学会員による白熱した議論が続いた「マーケティングカンファレンス2013」。
「マーケティングカンファレンス2013」開催
当会は11月10日、早稲田大学早稲田キャンパス8号館で、2013年度の研究大会「マーケティングカンファレンス2013」を開催した。第2回となる今年は、リサーチプロジェクト・セッション、ポスターセッション、オーラルセッションなど新しく研究発表の機会を多数スタートさせた。企業展示や懇親会なども設け、学会の理念である学会員が「出会い創発する場」とするための研究大会の運営を目指して企画を進めた。会場にはマーケティングに携わる学者や研究者、実務家、ビジネススクール卒業生、マーケティングを学ぶ現役の学生などを中心に443人の学会員が集まった。各研究発表のセッションは、多くの会場で立ち見が出るなど、学会員による白熱した議論が終日続いた。
本年度のカンファレンスの総合テーマは『マーケティング戦略のグローバル・トレンド』であった。メインとなる基調講演とパネルディスカッションのゲスト講師には、無印良品の松井忠三会長とボストン コンサルティンググループの市井茂樹シニア・パートナー&マネージング・ディレクターを招き、現在世界で幅広く実践され、議論されているマーケティング戦略とはどのようなもので、日本企業が成長するためにどのような示唆が得られるのか、パネリストや会場を訪れた学会員とともに議論した。
午後に行われた基調講演のセッションは、まず日本マーケティング学会の石井淳蔵会長(流通科学大学学長)が開会挨拶を行った。石井会長は、学会が昨年11月に設立記念カンファレンスを開催してから1年間に、マーケティングサロンやリサーチプロジェクトの実施、ホームページを通した会員サービスの提供、ファイスブックを積極的に使った広報活動、そしてジャーナルのオンライン出版など、従来とは違う学会のあり方を模索しながら活動を続けてきた状況を説明し、同時に学会の活動に対して学会員の一層の協力を依頼した。
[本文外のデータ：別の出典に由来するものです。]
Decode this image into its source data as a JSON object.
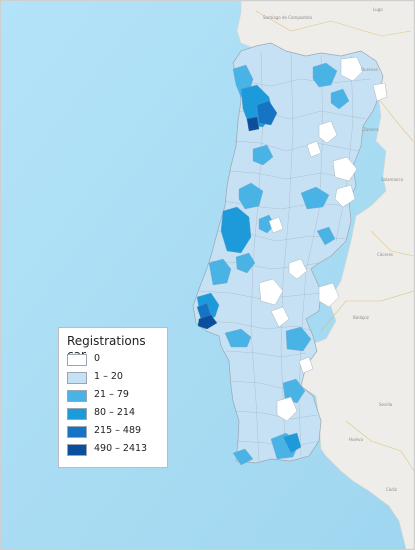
{
  "legend": {
    "title": "Registrations car",
    "items": [
      {
        "label": "0",
        "color": "#ffffff"
      },
      {
        "label": "1 – 20",
        "color": "#c7e1f4"
      },
      {
        "label": "21 – 79",
        "color": "#49b3e6"
      },
      {
        "label": "80 – 214",
        "color": "#1c9ad9"
      },
      {
        "label": "215 – 489",
        "color": "#1574c3"
      },
      {
        "label": "490 – 2413",
        "color": "#0b4f9c"
      }
    ]
  },
  "colors": {
    "ocean": "#a9dcf4",
    "land": "#eeede9",
    "portugal_base": "#c7e1f4",
    "border": "#9aa6b2"
  },
  "place_labels": [
    "Santiago de Compostela",
    "Lugo",
    "Ourense",
    "Zamora",
    "Salamanca",
    "Cáceres",
    "Badajoz",
    "Sevilla",
    "Huelva",
    "Cádiz"
  ]
}
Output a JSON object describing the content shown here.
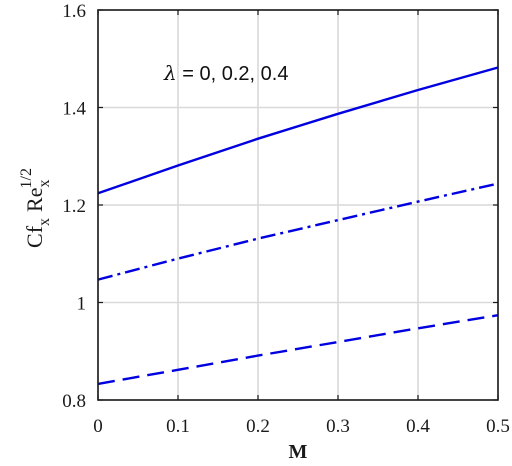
{
  "chart_data": {
    "type": "line",
    "xlabel": "M",
    "ylabel": {
      "base": "Cf",
      "base_sub": "x",
      "re": "Re",
      "re_sub": "x",
      "re_sup": "1/2"
    },
    "xlim": [
      0,
      0.5
    ],
    "ylim": [
      0.8,
      1.6
    ],
    "xticks": [
      "0",
      "0.1",
      "0.2",
      "0.3",
      "0.4",
      "0.5"
    ],
    "xtick_values": [
      0,
      0.1,
      0.2,
      0.3,
      0.4,
      0.5
    ],
    "yticks": [
      "0.8",
      "1",
      "1.2",
      "1.4",
      "1.6"
    ],
    "ytick_values": [
      0.8,
      1.0,
      1.2,
      1.4,
      1.6
    ],
    "grid": true,
    "annotation": {
      "symbol": "λ",
      "text": " = 0, 0.2, 0.4"
    },
    "series": [
      {
        "style": "solid",
        "color": "#0000e0",
        "x": [
          0,
          0.1,
          0.2,
          0.3,
          0.4,
          0.5
        ],
        "y": [
          1.224,
          1.281,
          1.336,
          1.387,
          1.436,
          1.482
        ]
      },
      {
        "style": "dashdot",
        "color": "#0000e0",
        "x": [
          0,
          0.1,
          0.2,
          0.3,
          0.4,
          0.5
        ],
        "y": [
          1.047,
          1.09,
          1.131,
          1.169,
          1.207,
          1.244
        ]
      },
      {
        "style": "dashed",
        "color": "#0000e0",
        "x": [
          0,
          0.1,
          0.2,
          0.3,
          0.4,
          0.5
        ],
        "y": [
          0.833,
          0.862,
          0.891,
          0.919,
          0.947,
          0.974
        ]
      }
    ]
  }
}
続いて、内田和成カンファレンス副委員長(早稲田大学商学学術院教授)による総合テーマの「マーケティング戦略のグローバル・トレンド」について解説が行われた。内田副委員長は、最近の日本企業の海外進出事例を紹介し、その事業展開方法を振り返りながら、日本企業が成長するためにどのようなマーケティングの役割があるのか問いかけた。
続く良品計画の松井忠三会長は、「無印良品のマーケティング戦略」と題する講演をおこなった。松井会長は同社が日本でV字回復を実現させた鍵となった「仕組み」とその重要性について紹介し、現在この「仕組み」をもとにグローバル展開を進めるためのマーケティング戦略について紹介した。
さらに、ボストン コンサルティング グループの市井茂樹シニア・パートナー&マネージング・ディレクターが「日本企業グローバル化のチャレンジ―先進国の常識を超えた戦略を―」のタイトルで講演をおこなった。世界の成長センターとなる新興国市場における経営戦略が日本企業の成長の鍵を握っていることを前提に、想像以上に難攻不落な新興国市場で日本企業がどうすれば成功できるか提言した。
その後の恩藏直人カンファレンス委員長(早稲田大学商学学術院教授)の進行によるパネルディスカッションでは、パネリストとして松井忠三・市井茂樹・内田和成の3氏が登壇し、グローバル時代の日本企業のマーケティング経営や人材育成の課題とマーケティングの可能性を議論しながら、それぞれの立場から処方箋を論じた。また会場からの質疑を交えて議論を深めた。
第3回マーケティングカンファレンスは2014年秋に東京都内の大学をメイン会場に開催される予定である。